If you have the misfortune of needing to read XML written in this style by someone else, it’s a good idea to get in the habit of reading it the way the computer thinks of it.
In other words, think of the shirt as having:
- 1 color attribute
- 1 fabric attribute
- 2 full-on elements nested within it, each named “color”
- 1 full-on element nested within it named “fabric”
That way, if you ever need to write or understand code that helps read the XML file, you’ll be able to design or follow the code’s logic more effectively.
Takeaways
Items are defined by giving them names and putting them inside punctuation called “tagsets.”
Once you’ve defined an item, it’s known as an “element.”
To define key-value pairs for a given “element,” XML lets you choose one of two approaches:
- Nest an element inside of an element. The inner element’s name serves as a “key” for its parent element, and the contents of the inner element serve as the “value” for that key.

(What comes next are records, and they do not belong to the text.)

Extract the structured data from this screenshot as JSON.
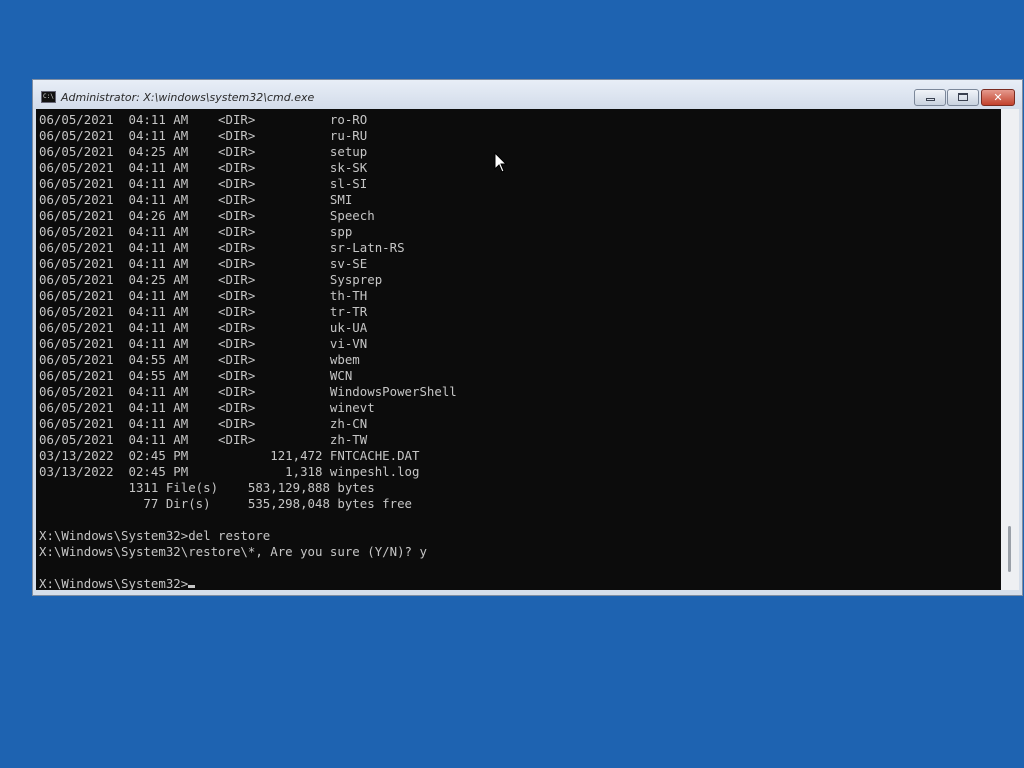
{
  "window": {
    "title": "Administrator: X:\\windows\\system32\\cmd.exe",
    "icon_text": "C:\\",
    "controls": {
      "minimize": "minimize",
      "maximize": "maximize",
      "close": "✕"
    }
  },
  "console": {
    "lines": [
      "06/05/2021  04:11 AM    <DIR>          ro-RO",
      "06/05/2021  04:11 AM    <DIR>          ru-RU",
      "06/05/2021  04:25 AM    <DIR>          setup",
      "06/05/2021  04:11 AM    <DIR>          sk-SK",
      "06/05/2021  04:11 AM    <DIR>          sl-SI",
      "06/05/2021  04:11 AM    <DIR>          SMI",
      "06/05/2021  04:26 AM    <DIR>          Speech",
      "06/05/2021  04:11 AM    <DIR>          spp",
      "06/05/2021  04:11 AM    <DIR>          sr-Latn-RS",
      "06/05/2021  04:11 AM    <DIR>          sv-SE",
      "06/05/2021  04:25 AM    <DIR>          Sysprep",
      "06/05/2021  04:11 AM    <DIR>          th-TH",
      "06/05/2021  04:11 AM    <DIR>          tr-TR",
      "06/05/2021  04:11 AM    <DIR>          uk-UA",
      "06/05/2021  04:11 AM    <DIR>          vi-VN",
      "06/05/2021  04:55 AM    <DIR>          wbem",
      "06/05/2021  04:55 AM    <DIR>          WCN",
      "06/05/2021  04:11 AM    <DIR>          WindowsPowerShell",
      "06/05/2021  04:11 AM    <DIR>          winevt",
      "06/05/2021  04:11 AM    <DIR>          zh-CN",
      "06/05/2021  04:11 AM    <DIR>          zh-TW",
      "03/13/2022  02:45 PM           121,472 FNTCACHE.DAT",
      "03/13/2022  02:45 PM             1,318 winpeshl.log",
      "            1311 File(s)    583,129,888 bytes",
      "              77 Dir(s)     535,298,048 bytes free",
      "",
      "X:\\Windows\\System32>del restore",
      "X:\\Windows\\System32\\restore\\*, Are you sure (Y/N)? y",
      ""
    ],
    "prompt": "X:\\Windows\\System32>"
  }
}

- The more “Russian dolls“-like or “siblings”-like your data looks, the more likely you’ll need this approach.
- Give the opening tag of an element “attributes.”
- Concise when your data lets you use it, but no “nested nesting” or “duplicate keys” allowed with this approach.
For any given type of key (such as “color” of a shirt), it’s best to pick one of the two approaches and stick to it throughout the entire piece of XML you’re writing. That will help avoid confusing people.